I am sure that all Members agree that the covid-19 crisis is unlike anything we have experienced in our lifetimes, and life will possibly never be the same again. This Government, however, have a duty to ensure that people’s jobs and incomes are protected. The crisis, as we know, has caused serious financial suffering for businesses, for people and for their families. Although everyone’s lives have been affected by the efforts to contain covid-19, so many people are struggling to cope with the financial and practical repercussions of tackling the spread of the virus.
According to the Centre for Economics and Business Research, households across the UK face a fall in disposable income of £515 a month due to the pandemic. Well over 1 million new claimants have signed on for benefits since the start of the coronavirus crisis, and there are genuine fears that unemployment is heading towards levels not seen since the 1980s. The Government’s emergency measures are welcome, but, along with the measures set out in the Finance Bill, they simply do not go far enough.
My constituency of Jarrow has already been hit hard by a decade of austerity and remains an area of high unemployment. The north-east has the highest unemployment rate in the country, which is extremely worrying, but equally concerning is that many of the tens of thousands of people employed across our region are in low-paid, part-time or insecure jobs or on zero-hours contracts. If the coronavirus crisis leaves 2 million more people unemployed, as suggested by the Office for Budget Responsibility, it will be crucial that the Government do everything in their power to minimise the depth and length of the economic impact.
My two local authorities, South Tyneside Council and Gateshead Council, have lost more than half of their funding during the past decade, leaving services stripped to the bone. That cannot continue, and they cannot be expected to pay for the crisis. In the South Tyneside and Gateshead local authority area, one in three children are already living in poverty and thousands more families are living on the edge of the poverty line.
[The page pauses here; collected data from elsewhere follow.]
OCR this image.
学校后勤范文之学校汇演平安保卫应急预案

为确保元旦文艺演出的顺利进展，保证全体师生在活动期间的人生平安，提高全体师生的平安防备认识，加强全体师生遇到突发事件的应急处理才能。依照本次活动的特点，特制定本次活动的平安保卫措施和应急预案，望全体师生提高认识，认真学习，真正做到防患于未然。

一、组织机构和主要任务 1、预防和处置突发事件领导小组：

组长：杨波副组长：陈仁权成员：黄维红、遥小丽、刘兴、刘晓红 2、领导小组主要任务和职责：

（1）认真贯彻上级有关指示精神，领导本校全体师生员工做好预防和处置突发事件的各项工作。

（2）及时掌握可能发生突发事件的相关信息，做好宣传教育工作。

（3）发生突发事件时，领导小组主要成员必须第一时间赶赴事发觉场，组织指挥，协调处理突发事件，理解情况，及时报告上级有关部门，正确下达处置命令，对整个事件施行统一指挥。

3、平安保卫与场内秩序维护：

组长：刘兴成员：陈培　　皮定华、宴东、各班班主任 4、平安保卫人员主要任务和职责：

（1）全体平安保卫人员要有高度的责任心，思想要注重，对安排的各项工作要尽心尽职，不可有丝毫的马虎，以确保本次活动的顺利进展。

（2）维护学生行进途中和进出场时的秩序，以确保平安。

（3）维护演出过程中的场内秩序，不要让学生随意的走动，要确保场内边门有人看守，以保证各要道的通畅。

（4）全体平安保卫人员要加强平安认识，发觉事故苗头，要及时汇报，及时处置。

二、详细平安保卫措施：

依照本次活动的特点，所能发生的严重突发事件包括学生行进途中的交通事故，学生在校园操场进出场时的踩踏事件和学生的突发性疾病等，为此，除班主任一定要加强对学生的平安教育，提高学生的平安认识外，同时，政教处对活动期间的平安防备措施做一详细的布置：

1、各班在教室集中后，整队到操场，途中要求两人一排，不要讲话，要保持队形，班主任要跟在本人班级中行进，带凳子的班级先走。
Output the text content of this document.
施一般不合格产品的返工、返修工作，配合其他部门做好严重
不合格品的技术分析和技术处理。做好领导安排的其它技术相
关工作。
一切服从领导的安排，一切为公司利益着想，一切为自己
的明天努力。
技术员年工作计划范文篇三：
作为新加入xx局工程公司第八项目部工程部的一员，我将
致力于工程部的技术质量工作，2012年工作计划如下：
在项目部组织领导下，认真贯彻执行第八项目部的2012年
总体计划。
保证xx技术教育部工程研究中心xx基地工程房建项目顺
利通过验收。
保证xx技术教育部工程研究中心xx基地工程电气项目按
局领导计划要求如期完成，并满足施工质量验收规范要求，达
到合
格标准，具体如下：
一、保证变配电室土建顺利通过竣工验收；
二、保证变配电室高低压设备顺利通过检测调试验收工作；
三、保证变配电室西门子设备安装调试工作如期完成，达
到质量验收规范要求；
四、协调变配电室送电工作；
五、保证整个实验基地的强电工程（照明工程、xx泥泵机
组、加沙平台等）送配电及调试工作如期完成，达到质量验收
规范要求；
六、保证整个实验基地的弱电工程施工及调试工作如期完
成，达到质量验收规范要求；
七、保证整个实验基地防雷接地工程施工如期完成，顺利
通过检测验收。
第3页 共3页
Nationally, people have lost their jobs or seen their income fall during the pandemic and the lockdown, and there have been more than five times as many claims for universal credit in the space of a month. I am regularly contacted by constituents who receive universal credit and have been left with no choice but to turn to a food bank, left unable to pay for heating and struggling to pay their rent. This Government say that universal credit is working, but from the people of Jarrow and the whole of the country I tell the House that it is not.
We know that businesses have been hit hard, but the coronavirus business interruption loan scheme, though welcome, is going only a small way to helping those firms that are now struggling to stay afloat. Providing 16,000 loans in four weeks in a country of 6 million small and medium-sized enterprises is simply not good enough. Those 16,000 loans amount to £2.8 billion of lending to SMEs. In comparison, the French scheme has provided 174,000 loans worth €24 billion.
So many workers are falling through the cracks. I have written to the Chancellor about the cut-off date for employees to receive support through the coronavirus job retention scheme. Although the extension from 28 February to 19 March will allow more employees to be furloughed, a lot more new workers will still miss out because they are paid towards the end of each month. Some have contacted their previous employer and asked to be re-employed on furlough, but I am informed that some companies are either unwilling or unable to help. The Government must consider further extending the cut-off date for the coronavirus job retention scheme to include the large proportion of workers who are paid monthly and giving the opportunity for other new employees also to be furloughed.
With economic growth already predicted to fall even further in the months ahead, the coronavirus crisis must not be used as cover for all the problems that have resulted from the lack of investment over the past 10 years. Lessons need to be learned from this crisis. This Government’s Finance Bill does not come close to reversing the damage of the past 10 years of austerity. The Government need to make sure that no families, workers or businesses fall down the cracks, because there is no doubt whatsoever that after this crisis is over our society and our economy will have to be very different.